Im Gleichklang mit der zerfallenden internationalen Ordnung und der Schwächung des transatlantischen Bündnisses reduziert sich gefühlt im Wochentakt die Einsatzfähigkeit der Bundeswehr: Nur knapp die Hälfte aller Tiger- und NH90-Hubschrauber sind einsatzfähig, dazu lediglich ein Drittel aller Eurofighter und Tornados. Von den sechs U-Booten ist momentan nur eines tauchfähig. Und beim Heer stehen nur etwa 50 Prozent aller Panzerhaubitzen und Leopard-2-Panzer zum Einsatz bereit. Auch die eigenen Nato-Bündnisverpflichtungen kann die Bundeswehr derzeit nicht voll erfüllen. Für die Verlegung einer Brigade ins Baltikum würde sie mindestens einen Monat benötigten – und hätte auf Anhieb nicht einmal die benötigte Ausrüstung parat. Diese Situation ist die Folge von kontinuierlichen Budgetkürzungen seit dem Ende des Kalten Krieges, dem hohen Alter der vorhandenen Systeme und der zunehmenden Zahl von Einsätzen weltweit. Diese Zahlen belegen drastisch, dass Deutschland wieder mehr in die eigene Verteidigung investieren muss. Denn ohne Sicherheit ist alles nichts.
Wie schwer sich die Politik jedoch mit dem Thema Geld für die Bundeswehr tut, zeigt stellvertretend der ehemalige Außenminister Sigmar Gabriel. Zu Recht hat er auf der Münchner Sicherheitskonferenz 2018 darauf hingewiesen, dass ein militärisch stärkeres Deutschland Widerstand in Europa hervorrufen könnte. Deutsche Partner sehen das jedoch anders. In Polen beispielsweise wünschen sich Politiker wie Wissenschaftlerinnen mehr deutsche Verteidigungsausgaben und erklären, dass sie Deutschlands Schwäche für gefährlich halten. Ähnliche Signale kommen aus Frankreich. Paris beabsichtigt – trotz finanzieller Schwierigkeiten – den Verteidigungshaushalt um 40 Prozent anzuheben. Präsident Macron fordert die EU auf eine eigene Interventionstruppe aufzustellen. Will man das europäische Momentum mit Frankreich stärken, darf sich Deutschland dieser Initiative nicht verschließen. Deshalb müssen das militärische Potenzial und die Kampffähigkeit der Bundeswehr – sowohl für Abschreckung und Verteidigung, als auch für Operationen außerhalb Europas signifikant erhöht werden. Als das wirtschaftlich stärkste Land Europas steht Deutschland hier in der Pflicht.

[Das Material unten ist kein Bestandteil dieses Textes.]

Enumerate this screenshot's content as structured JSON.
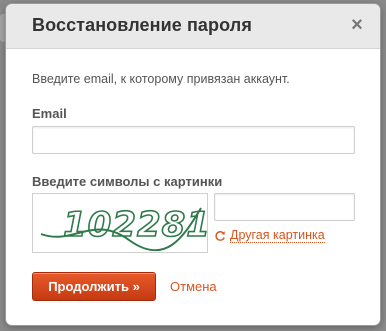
{
  "dialog": {
    "title": "Восстановление пароля",
    "close_label": "×"
  },
  "form": {
    "hint": "Введите email, к которому привязан аккаунт.",
    "email_label": "Email",
    "email_value": "",
    "captcha_label": "Введите символы с картинки",
    "captcha_image_text": "102281",
    "captcha_value": "",
    "refresh_label": "Другая картинка",
    "submit_label": "Продолжить »",
    "cancel_label": "Отмена"
  },
  "colors": {
    "accent": "#d9541e",
    "button_top": "#e75a2a",
    "button_bottom": "#c43a12",
    "captcha_ink": "#2f7a4a"
  },
  "icons": {
    "close": "close-icon",
    "refresh": "refresh-icon"
  }
}
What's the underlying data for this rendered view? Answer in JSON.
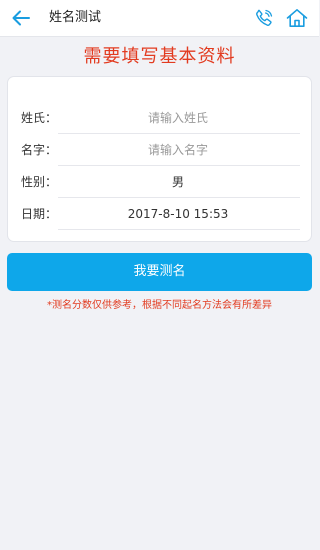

Zweitens, und mindestens genauso wichtig, ist es eine politische und gesellschaftliche Debatte darüber zu führen, welche Interessen Deutschland hat, und welche Strategien und Instrumente benötigt werden, um die Ziele zu erreichen. Diese Debatte werde für Deutschland sehr anstrengend, warnte Sigmar Gabriel. Das liegt nicht zuletzt daran, dass die Strategie bislang aus den USA kam, während Deutschland höchstens die Taktik beisteuerte. Die mangelnde Weltpolitikfähigkeit zeigt sich auch daran, dass das Thema „Strategielehre“ an deutschen Universitäten ein Nischendasein fristet. Nun, da sich die USA von Europa zu entfernen drohen, fällt der deutschen Politik diese Hypothek auf die Füße. Wegducken ist keine Lösung. Denn, um es mit Gabriel zu sagen, „als einziger Vegetarier werden wir es in der Welt der Fleischfresser verdammt schwer haben.“
Vor vier Jahren wurde diese Debatte vom damaligen deutschen Bundespräsidenten Joachim Gauck, dem heutigen Bundespräsidenten Frank Walter Steinmeier sowie der Bundesverteidigungsministerin Ursula von der Leyen bei der Münchner Sicherheitskonferenz 2014 bereits begonnen. Enttäuschend ist, wie schnell sie danach wieder versandete. Denn grundsätzliche Fragen von Krieg und Frieden, von Demokratie und Freiheit stehen in Europa und seiner Nachbarschaft wieder ganz oben auf der Agenda. Terror und Gewalt rücken immer näher an die europäischen Grenzen und damit an Deutschland heran. Der Gegensatz zwischen dem möglichen Wegbrechen des US-Schutzschirms einerseits sowie der mangelnden Einsatzfähigkeit der Bundeswehr und fehlender politischer Strategiefähigkeit könnte gravierender nicht sein. Zu Recht spricht Bundeskanzlerin Angela Merkel davon, dass Deutschland und Europa ihr „Schicksal“ selbst in die Hand nehmen müssen. Das Nachdenken über Existenzfragen muss daher ganz oben auf die politische Agenda und in die Mitte der Gesellschaft rücken.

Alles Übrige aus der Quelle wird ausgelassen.